No entanto, os sintomas podem evoluir para uma depressão mais grave. “O paciente demora a procurar ajuda porque acredita que não é nada e o quadro depressivo só piora.
“Às vezes, permanece com o problema por 20 anos, até ir ao médico. O distêmico está abaixo da linha da normalidade”, reforça a especialista.
“É uma pessoa funcional, que come, dorme, consegue trabalhar. O grande problema é que a doença provoca um impacto bem grande na qualidade de vida, já que o indivíduo reclama o tempo todo, está sempre de mau humor e sofre com baixa autoestima”, diz Dickeman.
O tratamento mais indicado é a combinação de medicamentos em doses geralmente mais altas do que os da depressão unipolar, além de psicoterapia.

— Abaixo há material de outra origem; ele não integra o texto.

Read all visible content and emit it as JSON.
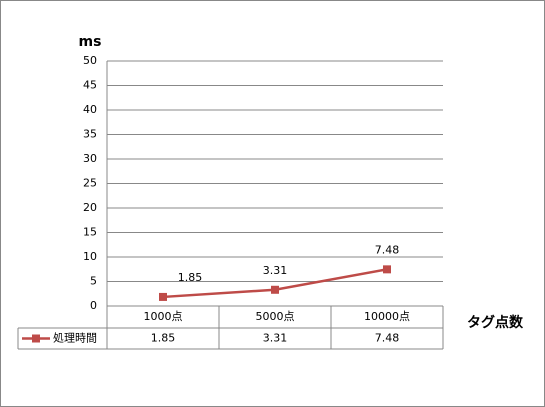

Depressão psicótica: a forma mais grave do transtorno
Além de tristeza, o paciente sempre apresenta sintomas psicóticos como alucinações e delírios. “É uma alteração dos cinco sentidos. Você pode ouvir e ver coisas, sentir cheiros e até toques na pele”, explica Dickeman.
Considerada rara pelos médicos, a depressão do tipo psicótica é provocada por luto, traumas ou cobrança excessiva em relação a si mesmo.
Segundo o psiquiatra da Unifesp, ela é mais fácil de diagnosticar, já que os sintomas são percebidos nos primeiros atendimentos. Porém, o que acontece muitas vezes, é que a doença causa um desgaste familiar muito grande, e o paciente fica fora de si com frequência.
A depressão também pode ser provocada por perdas, estresse e até problemas neurológicos — Foto: Getty Images via BBC
Neste quadro depressivo, as chances de reações suicidas são maiores e, por isso, familiares devem ficar atentos. É necessário ter um acompanhamento médico frequente até a melhora dos sintomas.
“É fundamental distinguir os vários tipos de depressão, pois o tratamento é diferente. A depressão psicótica exige associação de antipsicóticos. Todas podem ser feitas com técnicas de estimulação magnética e eletroconvulsoterapia que proporcionam bons resultados. Caso não sejam tratados, os pacientes permanecem deprimidos e além dos sofrimentos psíquicos apresentam perda de funcionalidade, dificuldades cognitivas, adoecimento fisico e risco de suicídio”, diz Fabiano Alves Gomes.